A força da história está nas mãos dos três personagens principais. Dois irmãos e um interesse amoroso que vai contra os desejos do irmão, um que acontece numa viagem que a princípio ia contra os desejos da irmã. Há uma ironia inerente na situação, uma que só existe por manifestação do irmão em primeiro lugar. Ele é o agente do próprio incômodo, o criador da situação que o atormenta. E o que fazer quando o romance apenas floresce de forma natural? Nunca há um sentimento de que “Retrato de um Certo Oriente” está forçando sentimentos ou laços, a sensibilidade de saber como fertilizar o terreno e deixar que as coisas aconteçam é perceptível. Não como um processo espontâneo ou improvisatório, pois existem cenas de objetivo claro de flerte, de conflito, de aproximação, de consumação, entre outras. A magia é permitir que o elenco impecável realize as cenas e transpareça naturalidade, algo que se alcança quase sempre.

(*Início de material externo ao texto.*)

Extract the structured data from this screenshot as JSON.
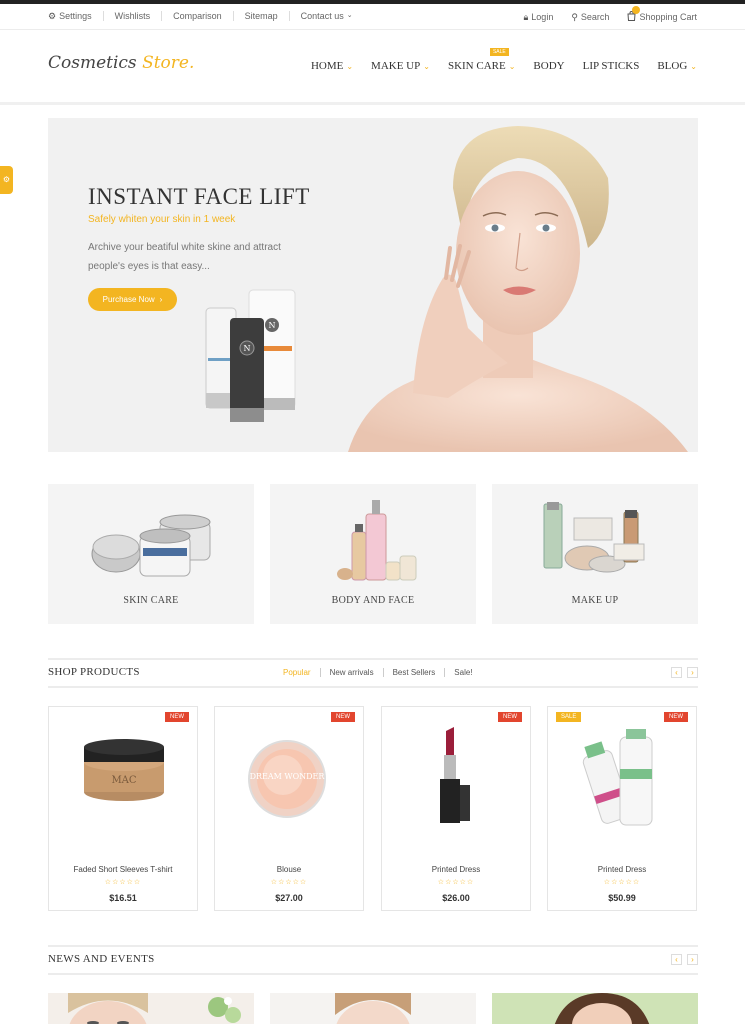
{
  "topbar": {
    "left": [
      "Settings",
      "Wishlists",
      "Comparison",
      "Sitemap",
      "Contact us"
    ],
    "login": "Login",
    "search": "Search",
    "cart": "Shopping Cart"
  },
  "logo": {
    "part1": "Cosmetics",
    "part2": "Store."
  },
  "nav": {
    "items": [
      "HOME",
      "MAKE UP",
      "SKIN CARE",
      "BODY",
      "LIP STICKS",
      "BLOG"
    ],
    "sale_badge": "SALE"
  },
  "hero": {
    "title": "INSTANT FACE LIFT",
    "subtitle": "Safely whiten your skin in 1 week",
    "description": "Archive your beatiful white skine and attract people's eyes is that easy...",
    "button": "Purchase Now"
  },
  "categories": [
    "SKIN CARE",
    "BODY AND FACE",
    "MAKE UP"
  ],
  "shop": {
    "title": "SHOP PRODUCTS",
    "tabs": [
      "Popular",
      "New arrivals",
      "Best Sellers",
      "Sale!"
    ],
    "products": [
      {
        "name": "Faded Short Sleeves T-shirt",
        "price": "$16.51",
        "badge": "NEW",
        "stars": "☆☆☆☆☆"
      },
      {
        "name": "Blouse",
        "price": "$27.00",
        "badge": "NEW",
        "stars": "☆☆☆☆☆"
      },
      {
        "name": "Printed Dress",
        "price": "$26.00",
        "badge": "NEW",
        "stars": "☆☆☆☆☆"
      },
      {
        "name": "Printed Dress",
        "price": "$50.99",
        "badge": "NEW",
        "sale": "SALE",
        "stars": "☆☆☆☆☆"
      }
    ],
    "product_labels": [
      "MAC",
      "DREAM WONDER"
    ]
  },
  "news": {
    "title": "NEWS AND EVENTS"
  },
  "colors": {
    "accent": "#f3b521",
    "new_badge": "#e2452e"
  }
}
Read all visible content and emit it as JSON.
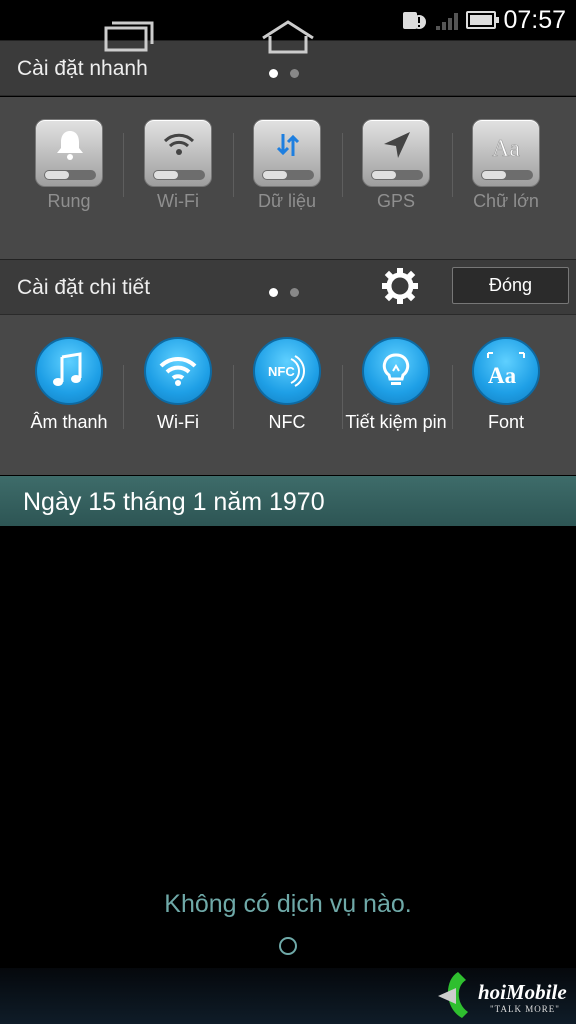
{
  "status_bar": {
    "time": "07:57"
  },
  "quick_settings": {
    "title": "Cài đặt nhanh",
    "page_dots": 2,
    "tiles": [
      {
        "label": "Rung",
        "icon": "bell-icon"
      },
      {
        "label": "Wi-Fi",
        "icon": "wifi-icon"
      },
      {
        "label": "Dữ liệu",
        "icon": "data-sync-icon"
      },
      {
        "label": "GPS",
        "icon": "gps-arrow-icon"
      },
      {
        "label": "Chữ lớn",
        "icon": "large-text-icon"
      }
    ]
  },
  "detail_settings": {
    "title": "Cài đặt chi tiết",
    "close_label": "Đóng",
    "tiles": [
      {
        "label": "Âm thanh",
        "icon": "music-note-icon"
      },
      {
        "label": "Wi-Fi",
        "icon": "wifi-icon"
      },
      {
        "label": "NFC",
        "icon": "nfc-icon"
      },
      {
        "label": "Tiết kiệm pin",
        "icon": "lightbulb-icon"
      },
      {
        "label": "Font",
        "icon": "font-icon"
      }
    ]
  },
  "date": "Ngày 15 tháng 1 năm 1970",
  "notification_empty": "Không có dịch vụ nào.",
  "watermark": {
    "brand": "hoiMobile",
    "tagline": "\"TALK MORE\""
  },
  "colors": {
    "accent_blue": "#1e9fe6",
    "date_bar": "#2d5554",
    "empty_text": "#6fa9a8"
  }
}
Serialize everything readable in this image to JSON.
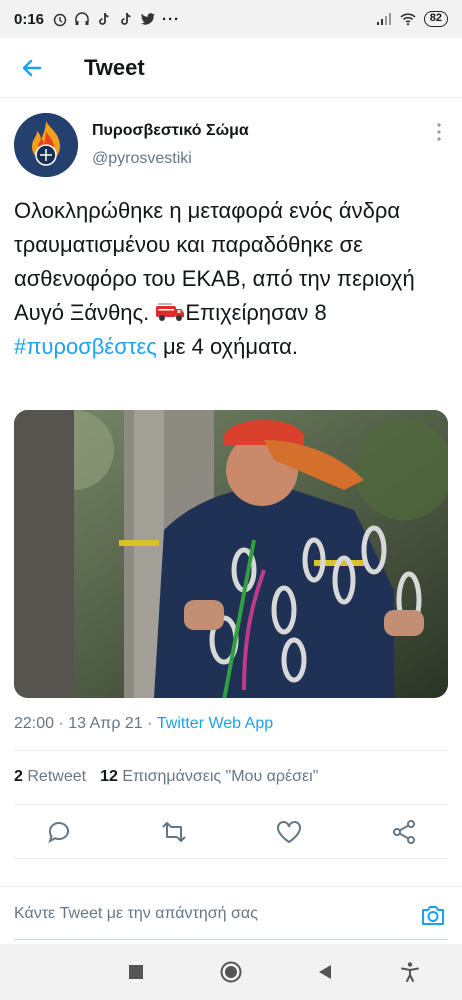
{
  "status_bar": {
    "time": "0:16",
    "battery": "82"
  },
  "header": {
    "title": "Tweet"
  },
  "tweet": {
    "author_name": "Πυροσβεστικό Σώμα",
    "author_handle": "@pyrosvestiki",
    "text_part1": "Ολοκληρώθηκε η μεταφορά ενός άνδρα τραυματισμένου και παραδόθηκε σε ασθενοφόρο του ΕΚΑΒ, από την περιοχή Αυγό Ξάνθης. ",
    "text_part2": "Επιχείρησαν 8 ",
    "hashtag": "#πυροσβέστες",
    "text_part3": " με 4 οχήματα.",
    "time": "22:00",
    "date": "13 Απρ 21",
    "source": "Twitter Web App",
    "retweet_count": "2",
    "retweet_label": "Retweet",
    "like_count": "12",
    "like_label": "Επισημάνσεις \"Μου αρέσει\""
  },
  "reply": {
    "placeholder": "Κάντε Tweet με την απάντησή σας"
  },
  "colors": {
    "accent": "#1da1f2",
    "muted": "#657786"
  }
}
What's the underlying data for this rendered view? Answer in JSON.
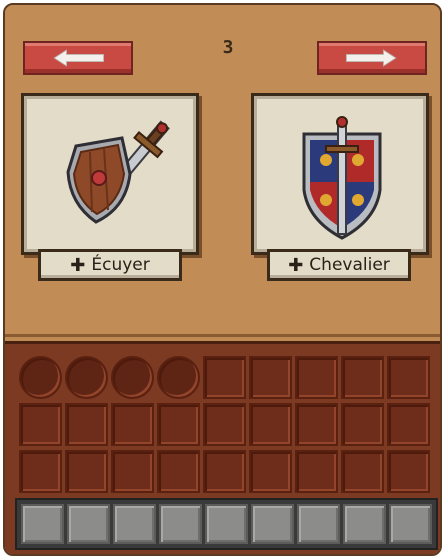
{
  "nav": {
    "page_number": "3",
    "prev_icon": "arrow-left-icon",
    "next_icon": "arrow-right-icon"
  },
  "cards": [
    {
      "label": "Écuyer",
      "icon": "shield-and-sword-icon"
    },
    {
      "label": "Chevalier",
      "icon": "heraldic-shield-sword-icon"
    }
  ],
  "inventory": {
    "rows": 3,
    "cols": 9,
    "filled_round_slots": 4,
    "hotbar_slots": 9
  },
  "colors": {
    "panel": "#c28c56",
    "button": "#c94a43",
    "inventory": "#7c3a22",
    "hotbar": "#8c8c8a"
  }
}
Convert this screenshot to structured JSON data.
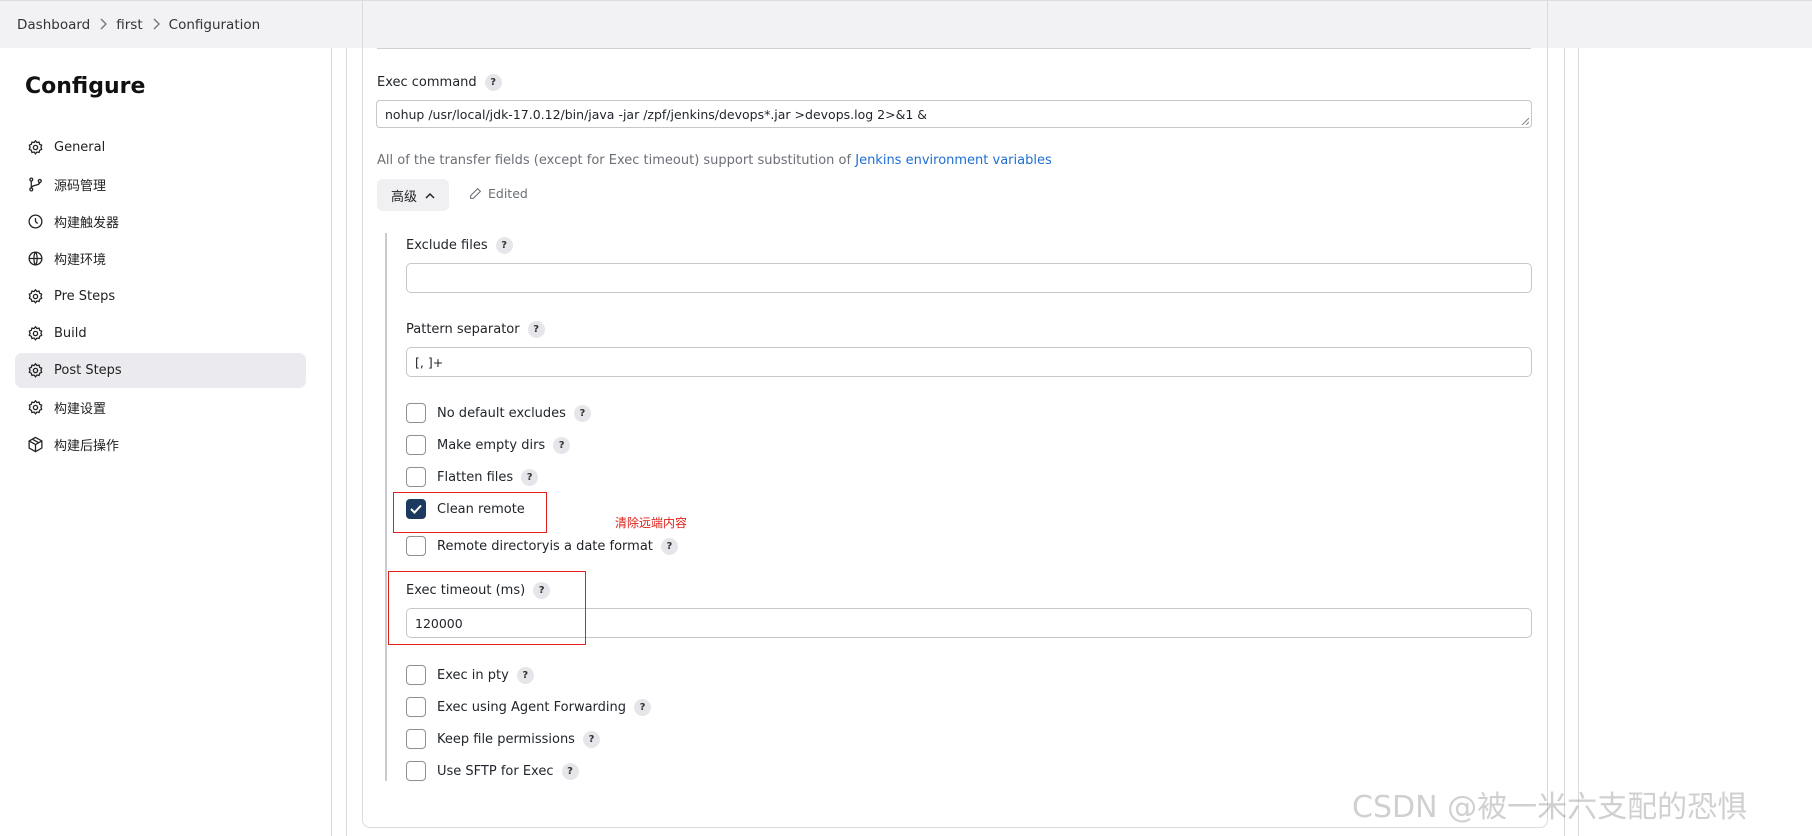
{
  "breadcrumb": [
    "Dashboard",
    "first",
    "Configuration"
  ],
  "sidebar": {
    "title": "Configure",
    "items": [
      {
        "label": "General",
        "icon": "gear-icon"
      },
      {
        "label": "源码管理",
        "icon": "branch-icon"
      },
      {
        "label": "构建触发器",
        "icon": "clock-icon"
      },
      {
        "label": "构建环境",
        "icon": "globe-icon"
      },
      {
        "label": "Pre Steps",
        "icon": "gear-icon"
      },
      {
        "label": "Build",
        "icon": "gear-icon"
      },
      {
        "label": "Post Steps",
        "icon": "gear-icon",
        "active": true
      },
      {
        "label": "构建设置",
        "icon": "gear-icon"
      },
      {
        "label": "构建后操作",
        "icon": "package-icon"
      }
    ]
  },
  "main": {
    "exec_command": {
      "label": "Exec command",
      "value": "nohup /usr/local/jdk-17.0.12/bin/java -jar /zpf/jenkins/devops*.jar  >devops.log  2>&1 &"
    },
    "hint_text": "All of the transfer fields (except for Exec timeout) support substitution of ",
    "hint_link": "Jenkins environment variables",
    "advanced_label": "高级",
    "edited_label": "Edited",
    "exclude_files": {
      "label": "Exclude files",
      "value": ""
    },
    "pattern_separator": {
      "label": "Pattern separator",
      "value": "[, ]+"
    },
    "checkboxes_top": [
      {
        "label": "No default excludes",
        "checked": false,
        "help": true
      },
      {
        "label": "Make empty dirs",
        "checked": false,
        "help": true
      },
      {
        "label": "Flatten files",
        "checked": false,
        "help": true
      },
      {
        "label": "Clean remote",
        "checked": true,
        "help": false
      },
      {
        "label": "Remote directoryis a date format",
        "checked": false,
        "help": true
      }
    ],
    "annotation_note": "清除远端内容",
    "exec_timeout": {
      "label": "Exec timeout (ms)",
      "value": "120000"
    },
    "checkboxes_bottom": [
      {
        "label": "Exec in pty",
        "checked": false,
        "help": true
      },
      {
        "label": "Exec using Agent Forwarding",
        "checked": false,
        "help": true
      },
      {
        "label": "Keep file permissions",
        "checked": false,
        "help": true
      },
      {
        "label": "Use SFTP for Exec",
        "checked": false,
        "help": true
      }
    ],
    "help_symbol": "?"
  },
  "watermark": "CSDN @被一米六支配的恐惧"
}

Infelizmente, “Retrato de um Certo Oriente” sofre uma queda assim que chega ao Brasil. Tudo que há antes disso, no Líbano e principalmente o trecho no barco, apresenta uma história significativamente mais engajante e com menos problemas. A história se passa em 1949 e leva o espectador por algumas partes relativamente essenciais da experiência brasileira ou, ao menos, é o que transparece para mim quando são estes os momentos escolhidos para representar o país na época. Há um pouco de tudo: do samba cantado e dançado, um momento para apreciar uma cachaça, a viagem pela Amazônia e até uma visita a uma aldeia indígena. Somando 93 minutos, o que não é uma duração muito longa, fica a impressão de que o punhado de momentos escolhidos cai no clichê da experiência essencial brasileira. E isso vindo de artistas brasileiros, o que é curioso.
Ademais, o estilo adotado aqui assemelha-se a produções européias — assumindo uma comparação genérica — com uma narrativa não muito causal e pouco preocupada com arcos dramáticos bem estabelecidos, de cenas longas e conclusões não muito conclusivas, talvez mais reflexivas. Quanto a isso, a coesão na manutenção desse estilo não falha e o filme consegue transparecer sinceridade na escolha ao invés de pretensão. Isso só quebra quando a escrita apresenta fraturas, as quais são bem evidentes porque “Retrato de um Certo Oriente” não tem muitos diálogos no geral, então monólogos expositivos ficam até mais em foco, momentos que gritam “Senta aqui e escute essa lição, meu amigo”.
“Retrato de um Certo Oriente” tem qualidades notáveis. É o tipo de filme que não deixa dúvida sobre ser bom ou ruim: ao final ficou bem claro pra mim, só faltava decidir quão bom ele era. Depois da longa ovação e de algumas cervejas na festa, as coisas se esclareceram mais e os problemas, ainda que nenhum muito grave, ficam mais aparentes. Parece que ainda falta algo. É como a fotografia da obra, ferramenta essencial na criação das várias belas imagens encontradas aqui. São planos visivelmente bem pensados e que entregam não só organização de elementos e diversidade na narrativa visual mas também uma estética de bom gosto. O pecado é ver que a maior ferramenta da fotografia em preto e branco, o contraste, raramente é bem aplicado. São imagens cinza, todas com uma paleta que fica entre tons acinzentados similares sem alcançar um preto opaco ou um branco absoluto. É bom, mas poderia ser melhor. O que resta é a curiosidade de saber como é o livro original, se o tal livro inadaptável supera o filme.